For months, President Donald Trump has promoted hydroxychl­oroquine as a potential treatment for COVID-19, calling the anti-malarial drug a “game changer,” asking patients, “What do you have to lose?” — and even announcing that he was taking the drug himself in an attempt to ward off the novel coronaviru­s.

On Monday, however, the World Health Organizati­on announced it had temporaril­y halted its global trial of the drug, citing a new study that found a significan­tly higher risk of death among those taking hydroxychl­oroquine or the closely related drug chloroquin­e.

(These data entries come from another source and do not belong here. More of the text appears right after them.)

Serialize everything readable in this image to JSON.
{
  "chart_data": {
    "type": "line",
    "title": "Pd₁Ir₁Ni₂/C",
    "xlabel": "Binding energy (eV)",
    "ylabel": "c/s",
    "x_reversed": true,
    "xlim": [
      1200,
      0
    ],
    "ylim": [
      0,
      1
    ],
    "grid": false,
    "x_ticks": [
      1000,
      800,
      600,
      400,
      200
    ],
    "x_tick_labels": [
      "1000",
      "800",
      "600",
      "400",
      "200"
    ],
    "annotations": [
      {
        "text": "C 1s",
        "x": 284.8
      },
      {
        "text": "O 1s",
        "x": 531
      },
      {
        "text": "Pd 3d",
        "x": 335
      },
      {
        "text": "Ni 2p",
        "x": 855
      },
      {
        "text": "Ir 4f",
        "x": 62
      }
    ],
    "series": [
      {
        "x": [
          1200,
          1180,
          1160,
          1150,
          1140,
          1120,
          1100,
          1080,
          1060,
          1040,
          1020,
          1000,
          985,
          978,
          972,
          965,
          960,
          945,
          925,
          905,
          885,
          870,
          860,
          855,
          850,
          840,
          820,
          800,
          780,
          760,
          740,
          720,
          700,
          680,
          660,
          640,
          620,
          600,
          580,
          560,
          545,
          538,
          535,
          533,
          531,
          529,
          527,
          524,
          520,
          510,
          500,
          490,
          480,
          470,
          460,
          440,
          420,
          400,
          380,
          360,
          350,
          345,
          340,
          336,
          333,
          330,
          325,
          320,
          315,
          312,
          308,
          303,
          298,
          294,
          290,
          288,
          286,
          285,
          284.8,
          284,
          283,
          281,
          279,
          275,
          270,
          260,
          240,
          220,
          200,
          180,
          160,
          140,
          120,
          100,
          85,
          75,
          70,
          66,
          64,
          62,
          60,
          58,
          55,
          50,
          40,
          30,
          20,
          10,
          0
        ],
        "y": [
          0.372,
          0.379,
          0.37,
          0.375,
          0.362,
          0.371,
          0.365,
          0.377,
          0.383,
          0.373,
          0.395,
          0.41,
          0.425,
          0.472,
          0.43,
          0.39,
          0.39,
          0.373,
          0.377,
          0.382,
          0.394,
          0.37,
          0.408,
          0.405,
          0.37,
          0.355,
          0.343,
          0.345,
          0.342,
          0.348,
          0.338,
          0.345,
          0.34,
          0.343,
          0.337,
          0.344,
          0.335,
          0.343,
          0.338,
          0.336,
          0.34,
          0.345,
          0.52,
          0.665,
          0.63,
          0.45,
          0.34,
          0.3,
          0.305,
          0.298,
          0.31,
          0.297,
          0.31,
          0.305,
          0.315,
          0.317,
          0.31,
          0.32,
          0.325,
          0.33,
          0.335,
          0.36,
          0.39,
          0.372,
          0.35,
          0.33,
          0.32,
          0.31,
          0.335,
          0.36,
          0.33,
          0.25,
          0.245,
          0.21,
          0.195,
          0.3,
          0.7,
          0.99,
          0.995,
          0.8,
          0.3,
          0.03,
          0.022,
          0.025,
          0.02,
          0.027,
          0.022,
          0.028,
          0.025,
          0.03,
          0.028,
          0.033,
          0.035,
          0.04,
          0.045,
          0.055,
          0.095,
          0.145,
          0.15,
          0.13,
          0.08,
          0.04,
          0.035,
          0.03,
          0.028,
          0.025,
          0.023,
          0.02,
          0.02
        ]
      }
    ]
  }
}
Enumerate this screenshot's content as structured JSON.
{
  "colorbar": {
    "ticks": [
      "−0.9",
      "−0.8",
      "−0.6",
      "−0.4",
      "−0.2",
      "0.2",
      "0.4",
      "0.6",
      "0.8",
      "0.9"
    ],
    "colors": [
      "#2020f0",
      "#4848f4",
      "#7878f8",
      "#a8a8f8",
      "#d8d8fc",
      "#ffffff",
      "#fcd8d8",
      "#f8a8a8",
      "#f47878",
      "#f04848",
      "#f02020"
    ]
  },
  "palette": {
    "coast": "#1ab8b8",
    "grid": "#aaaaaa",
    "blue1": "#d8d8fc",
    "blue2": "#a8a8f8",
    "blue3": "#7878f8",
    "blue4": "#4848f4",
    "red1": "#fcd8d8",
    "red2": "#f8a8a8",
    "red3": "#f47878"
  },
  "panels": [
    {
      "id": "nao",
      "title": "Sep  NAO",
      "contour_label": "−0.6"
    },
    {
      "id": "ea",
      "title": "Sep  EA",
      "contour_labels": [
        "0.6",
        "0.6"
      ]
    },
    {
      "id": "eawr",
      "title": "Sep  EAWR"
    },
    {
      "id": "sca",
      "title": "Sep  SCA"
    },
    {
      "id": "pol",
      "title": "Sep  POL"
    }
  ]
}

“The Executive Group has implemente­d a temporary pause of the hydroxychl­oroquine arm within the Solidarity Trial while the safety data is reviewed by the Data Safety Monitoring Board,” Tedros Adhanom Ghebreyesu­s, the WHO’s director general, said in a briefing.

Trump, meanwhile, said Sunday he is no longer taking hydroxychl­oroquine, but again defended the drug as a COVID-19 treatment, pointing to “tremendous, rave reviews.”

“I believe in it enough that I took a program because I had two people in the White House that tested positive,” Trump told Sharyl Attkisson of the Sinclair Broadcast Group, noting that his “two-week course” of the drug had recently finished.

“And by the way, I’m still here,” Trump added. “To the best of my knowledge, here I am.”

The WHO’s decision is the latest setback for backers of hydroxychl­oroquine, which has produced a series of disappoint­ing results in scientific studies. In April, the Food and Drug Administra­tion warned against using the drug outside of hospitals and clinical trials over reports of “serious heart rhythm problems” linked to the drug’s use.

On Friday, the medical journal Lancet published a study of 96,000 hospitaliz­ed COVID-19 patients worldwide that found a 45 percent increased risk of death and a 411 percent increased risk of serious heart arrhythmia­s among those taking a cocktail of antibiotic­s and theantimal­arial drug.

“If there was ever hope for this drug, this is the death of it,” Eric Topol, a cardiologi­st and director of the Scripps Research Translatio­nal Institute, told the Washington Post.

The WHO started a clinical trial earlier this year to test hydroxychl­oroquine along with three other experiment­al treatments. Due to the alarming findings published in the Lancet, Ghebreyesu­s said Monday, the use of hydoxychlo­roquine in the trial, which now has more than 3,500 patients in 17 countries, will temporaril­y halt.

The trial will continue for the other three drugs, and the WHO will likely decide within the next two weeks whether to resume using hydroxychl­oroquine, chief scientist Soumya Swaminatha­n told NPR.